There is geopolitical significance to rare earth. India and Brazil had supplied a major chunk of rare earth till 1948. In the early 1950’s monazite deposits were found in South Africa. Today, the India and South African deposits still produce some rare earth concentrates.

Increased demand has strained supply. There is growing concern about the shortage of rare earth. That will severely affect the technology value chain. Unless new sources are developed, there will be severe constraints on the supply side. That will lead to spiraling prices since the use of rare earth is widening, particularly for making cutting edge technologies and devices like smartphones, digital cameras, computer parts, semiconductors, renewable energy technology, military equipment, glass making, and metallurgy.

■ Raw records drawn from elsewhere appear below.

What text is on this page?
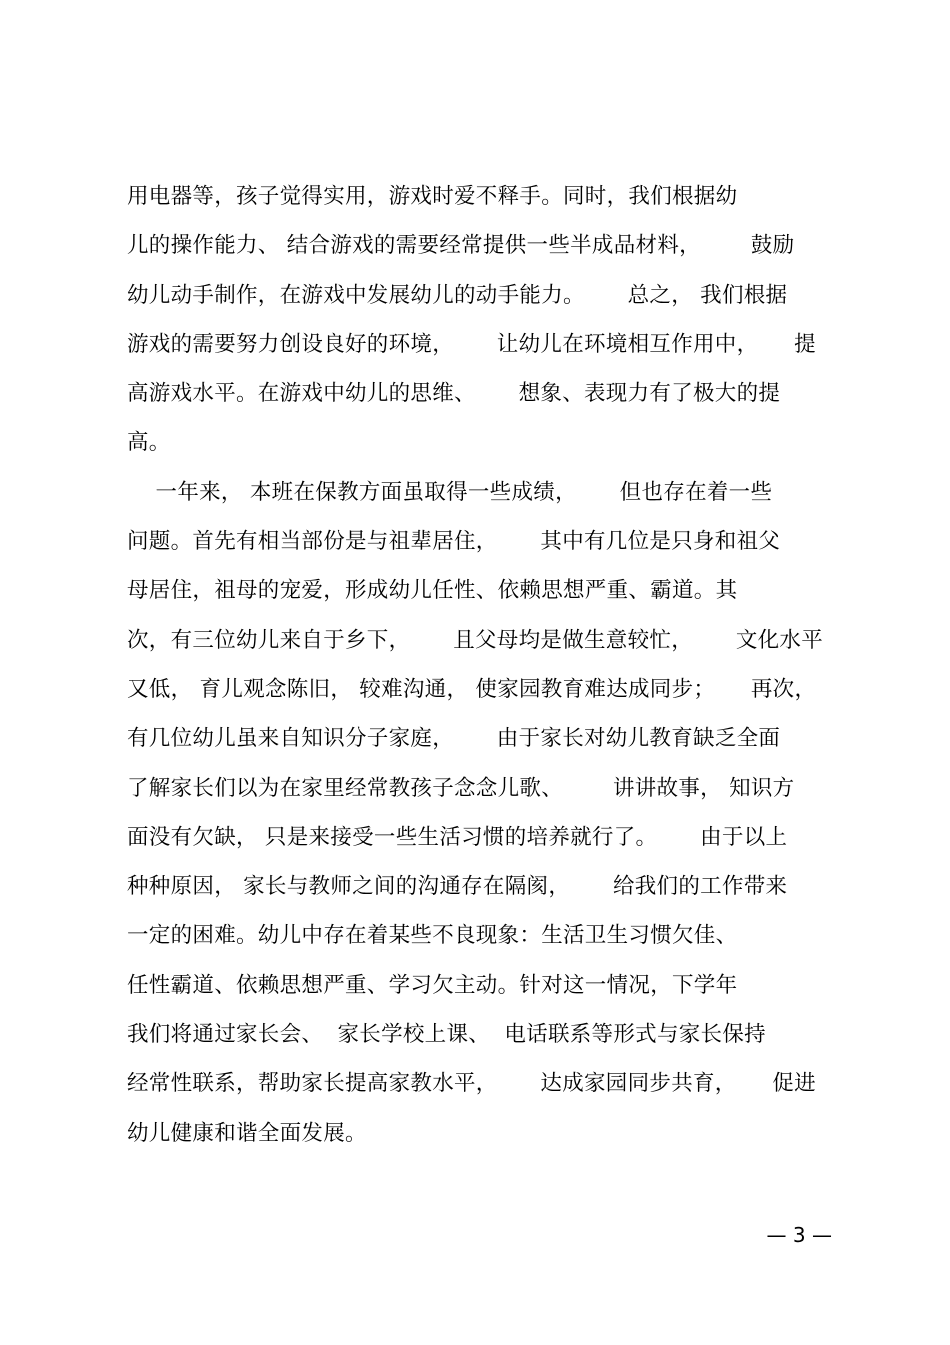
用电器等，孩子觉得实用，游戏时爱不释手。同时，我们根据幼
儿的操作能力、 结合游戏的需要经常提供一些半成品材料，       鼓励
幼儿动手制作，在游戏中发展幼儿的动手能力。      总之， 我们根据
游戏的需要努力创设良好的环境，      让幼儿在环境相互作用中，     提
高游戏水平。在游戏中幼儿的思维、      想象、表现力有了极大的提
高。
一年来， 本班在保教方面虽取得一些成绩，      但也存在着一些
问题。首先有相当部份是与祖辈居住，      其中有几位是只身和祖父
母居住，祖母的宠爱，形成幼儿任性、依赖思想严重、霸道。其
次，有三位幼儿来自于乡下，      且父母均是做生意较忙，      文化水平
又低， 育儿观念陈旧， 较难沟通， 使家园教育难达成同步；     再次，
有几位幼儿虽来自知识分子家庭，      由于家长对幼儿教育缺乏全面
了解家长们以为在家里经常教孩子念念儿歌、       讲讲故事， 知识方
面没有欠缺， 只是来接受一些生活习惯的培养就行了。      由于以上
种种原因， 家长与教师之间的沟通存在隔阂，      给我们的工作带来
一定的困难。幼儿中存在着某些不良现象：生活卫生习惯欠佳、
任性霸道、依赖思想严重、学习欠主动。针对这一情况，下学年
我们将通过家长会、  家长学校上课、  电话联系等形式与家长保持
经常性联系，帮助家长提高家教水平，      达成家园同步共育，     促进
幼儿健康和谐全面发展。
— 3 —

The increase in rare earth prices coupled with Chinese reluctance to export the vital raw material, motivated a number of countries to go scouting for rare earth and reports are there that they are stockpiling to make a killing. These countries include Australia, Brazil, Canada, South Africa, Tanzania, Greenland, and the United States. Mines in these countries were closed when China undercut world prices in the 1990s. Now the prices are ticking high and these countries are trying to enter the arena, though it may take some time to come around.

Extracting rare earth is a difficult process due to a combination of environmental, technical and political factors. Many regions, including the European Union, have an abundance of these resources but lack the expertise that other countries like China have in the processing and magnet production. Also, the rare earth industry has come under fire for environmental concerns. Many rare earth elements reside among mineral deposits with radioactive materials that can enter the water table. Mining, processing and disposal can also contribute to ecosystem disruption and release hazardous byproducts into the atmosphere. Some companies have proposed extracting rare earths from coal. There are also companies, which are eager to recycle old batteries or disk drives. Recycling of key raw materials used in the EV space is receiving greater investment focus. These include a start-up from former Tesla CTO JB Straubel, and Li-Cycle.

In all probability, the rare earth scene is going to warm up in the coming years. Countries that fail to take measures to ensure adequate supply of rare earth either through excavations or import or recycling will remain as technology takers and those countries which push this agenda to the forefront will emerge as technology leaders. I only wish that this truth should be imbibed by India’s technology experts and policy makers.